Far too often, an individual may complain or voice concern about something at one or more of the state universities or how a chancellor or president is performing, but they do nothing about those concerns. They should pass these thoughts along to the regents, maybe a particular regent they know or is from their part of the state, or address it to the regents chairman.
This is the best way to get action and to help the regents gain a better idea of what is taking place in Lawrence, Manhattan, Wichita, Emporia, Fort Hays, Pittsburg, Kansas City and Topeka.
If the situation on Mount Oread is similar to what exists on other regents campuses, there are many talented and committed faculty members who feel stymied. These are individuals with great skills who can do so much for their respective schools, the students and the state, but, for some reason, there isn't the encouragement, excitement, challenge or vision from the leaders at these schools to allow those individuals to blossom and show their full talents and abilities. There are many potential "bloomers," but far too many at KU and elsewhere are not receiving any nurturing in the form of encouragement, a good word or other signs of appreciation and recognition.

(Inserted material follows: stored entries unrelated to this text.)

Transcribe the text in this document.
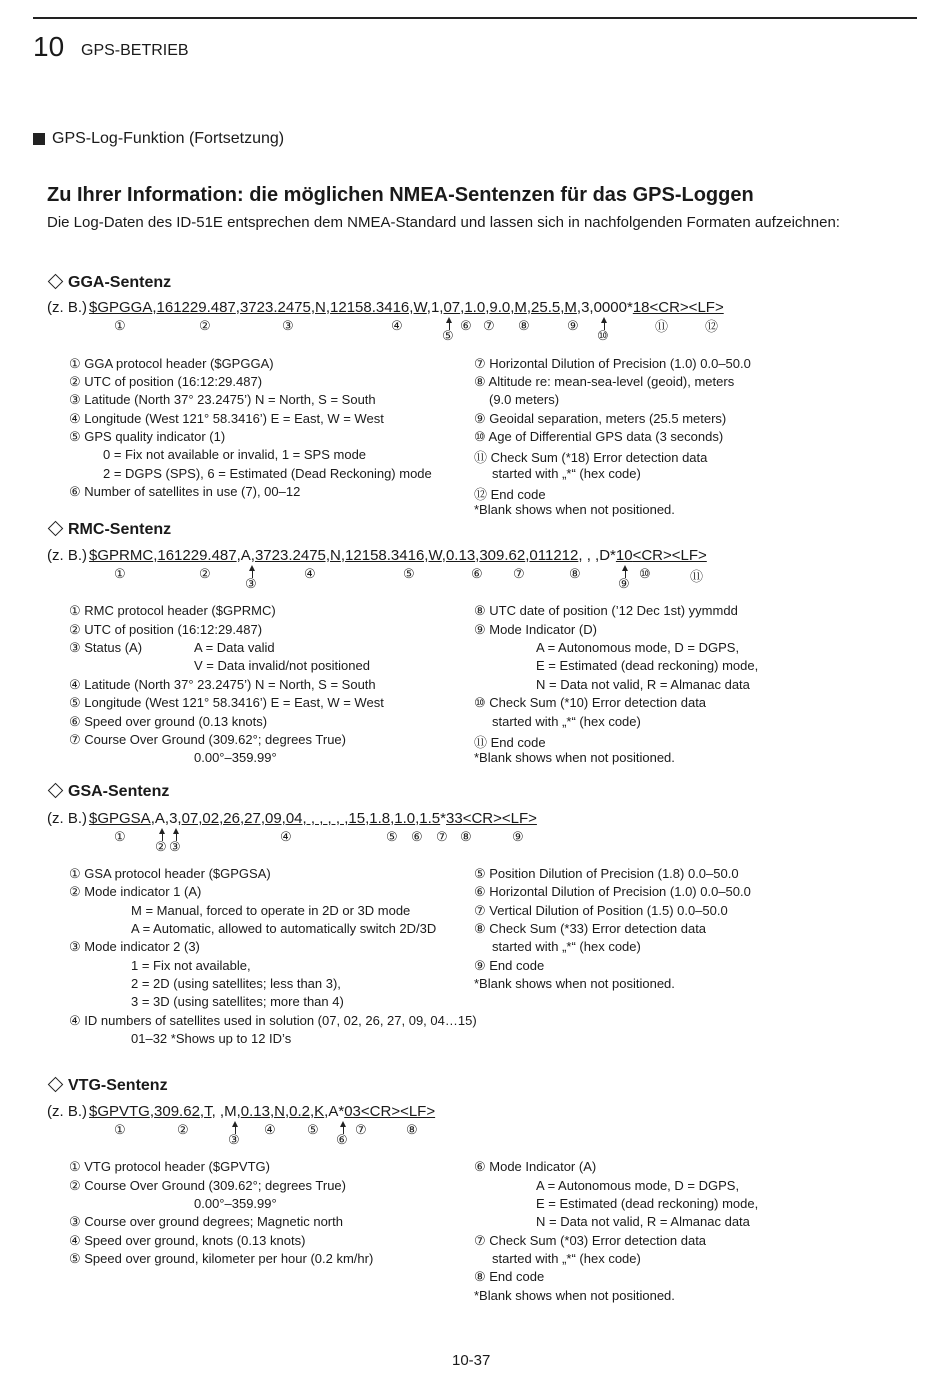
10 GPS-BETRIEB
GPS-Log-Funktion (Fortsetzung)
Zu Ihrer Information: die möglichen NMEA-Sentenzen für das GPS-Loggen
Die Log-Daten des ID-51E entsprechen dem NMEA-Standard und lassen sich in nachfolgenden Formaten aufzeichnen:
GGA-Sentenz
(z. B.) $GPGGA,161229.487,3723.2475,N,12158.3416,W,1,07,1.0,9.0,M,25.5,M,3,0000*18<CR><LF>
①	②	③	④
⑤
⑥ ⑦ ⑧	⑨
⑩
⑪	⑫
① GGA protocol header ($GPGGA)
② UTC of position (16:12:29.487)
③ Latitude (North 37° 23.2475’) N = North, S = South
④ Longitude (West 121° 58.3416’) E = East, W = West
⑤ GPS quality indicator (1)
0 = Fix not available or invalid, 1 = SPS mode
2 = DGPS (SPS), 6 = Estimated (Dead Reckoning) mode
⑥ Number of satellites in use (7), 00–12
⑦ Horizontal Dilution of Precision (1.0) 0.0–50.0
⑧ Altitude re: mean-sea-level (geoid), meters
(9.0 meters)
⑨ Geoidal separation, meters (25.5 meters)
⑩ Age of Differential GPS data (3 seconds)
⑪ Check Sum (*18) Error detection data
started with „*“ (hex code)
⑫ End code
*Blank shows when not positioned.
RMC-Sentenz
(z. B.) $GPRMC,161229.487,A,3723.2475,N,12158.3416,W,0.13,309.62,011212, , ,D*10<CR><LF>
①	②
③
④	⑤	⑥ ⑦	⑧
⑨
⑩	⑪
① RMC protocol header ($GPRMC)
② UTC of position (16:12:29.487)
③ Status (A)	A = Data valid
V = Data invalid/not positioned
④ Latitude (North 37° 23.2475’) N = North, S = South
⑤ Longitude (West 121° 58.3416’) E = East, W = West
⑥ Speed over ground (0.13 knots)
⑦ Course Over Ground (309.62°; degrees True)
0.00°–359.99°
⑧ UTC date of position (’12 Dec 1st) yymmdd
⑨ Mode Indicator (D)
A = Autonomous mode, D = DGPS,
E = Estimated (dead reckoning) mode,
N = Data not valid, R = Almanac data
⑩ Check Sum (*10) Error detection data
started with „*“ (hex code)
⑪ End code
*Blank shows when not positioned.
GSA-Sentenz
(z. B.) $GPGSA,A,3,07,02,26,27,09,04, , , , , ,15,1.8,1.0,1.5*33<CR><LF>
①
② ③
④	⑤ ⑥ ⑦ ⑧	⑨
① GSA protocol header ($GPGSA)
② Mode indicator 1 (A)
M = Manual, forced to operate in 2D or 3D mode
A = Automatic, allowed to automatically switch 2D/3D
③ Mode indicator 2 (3)
1 = Fix not available,
2 = 2D (using satellites; less than 3),
3 = 3D (using satellites; more than 4)
④ ID numbers of satellites used in solution (07, 02, 26, 27, 09, 04…15)
01–32 *Shows up to 12 ID’s
⑤ Position Dilution of Precision (1.8) 0.0–50.0
⑥ Horizontal Dilution of Precision (1.0) 0.0–50.0
⑦ Vertical Dilution of Position (1.5) 0.0–50.0
⑧ Check Sum (*33) Error detection data
started with „*“ (hex code)
⑨ End code
*Blank shows when not positioned.
VTG-Sentenz
(z. B.) $GPVTG,309.62,T, ,M,0.13,N,0.2,K,A*03<CR><LF>
①	②
③
④ ⑤
⑥
⑦	⑧
① VTG protocol header ($GPVTG)
② Course Over Ground (309.62°; degrees True)
0.00°–359.99°
③ Course over ground degrees; Magnetic north
④ Speed over ground, knots (0.13 knots)
⑤ Speed over ground, kilometer per hour (0.2 km/hr)
⑥ Mode Indicator (A)
A = Autonomous mode, D = DGPS,
E = Estimated (dead reckoning) mode,
N = Data not valid, R = Almanac data
⑦ Check Sum (*03) Error detection data
started with „*“ (hex code)
⑧ End code
*Blank shows when not positioned.
10-37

A longtime KU faculty member told this writer a university community such as KU really is a fiefdom. It's difficult for someone on the outside to know what is really going on. It's even difficult for those living in Lawrence who do not work at the university to know what is happening inside this tax-aided institution.

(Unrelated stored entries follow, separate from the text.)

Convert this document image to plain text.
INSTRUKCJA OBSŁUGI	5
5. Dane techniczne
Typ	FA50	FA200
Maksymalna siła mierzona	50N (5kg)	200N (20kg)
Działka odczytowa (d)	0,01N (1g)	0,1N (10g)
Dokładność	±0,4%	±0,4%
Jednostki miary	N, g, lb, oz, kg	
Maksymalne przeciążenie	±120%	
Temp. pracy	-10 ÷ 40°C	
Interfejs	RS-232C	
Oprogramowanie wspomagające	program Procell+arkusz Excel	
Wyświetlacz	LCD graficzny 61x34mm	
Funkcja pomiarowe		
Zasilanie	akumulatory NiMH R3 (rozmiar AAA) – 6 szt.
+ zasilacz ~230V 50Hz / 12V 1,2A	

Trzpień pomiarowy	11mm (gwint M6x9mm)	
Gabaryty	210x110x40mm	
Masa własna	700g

How are the regents supposed to know what is going on? How many times do regents ask faculty members, those in operations such as the KU Endowment Association or the KU Alumni Association or those involved in other schools how they think the universities and their leaders are performing?
Those serving as regents hold the key to determining the level of excellence, vision, vigor and leadership emanating from the chancellor's or presidents' offices. Does the current board have the courage to demand what is in the best interest of the state?
It's far past time for those serving as Kansas regents to take their responsibilities more seriously. It's natural to want to avoid controversies or taking a stand on ticklish issues until these situations reach a critical point. Look what happened to the disgraceful deferred maintenance situation before it became so serious the regents and Legislature were forced to act. Consider the mess at the KU Hospital and KU Medical Center and St. Luke's where KU leaders such as Hemenway and Atkinson have engaged and favored a plan that would weaken the medical school and the hospital.
Now, state legislators are involved in this sad and unnecessary medical civil war because there was not the leadership to put a stop to the situation. KU is likely to pay a heavy price in the upcoming legislative session because of the careless, highly questionable manner in which this matter has been handled.
Legislators do not like the way the plan was hatched in secrecy, they do not like the lack of leadership and they don't like the idea of a plan or giveaway that would weaken the KU medical school and hospital and likely end up cutting back the number of medical graduates to serve the state.
Again, it's past time for the regents to do a better job in overseeing the schools and demanding excellent performance and results from those leading the institutions. Will the governor's most recent appointments bring any fresh air and energy to the Board of Regents, or will the board continue to be passive and uninformed in how it carries out its responsibilities?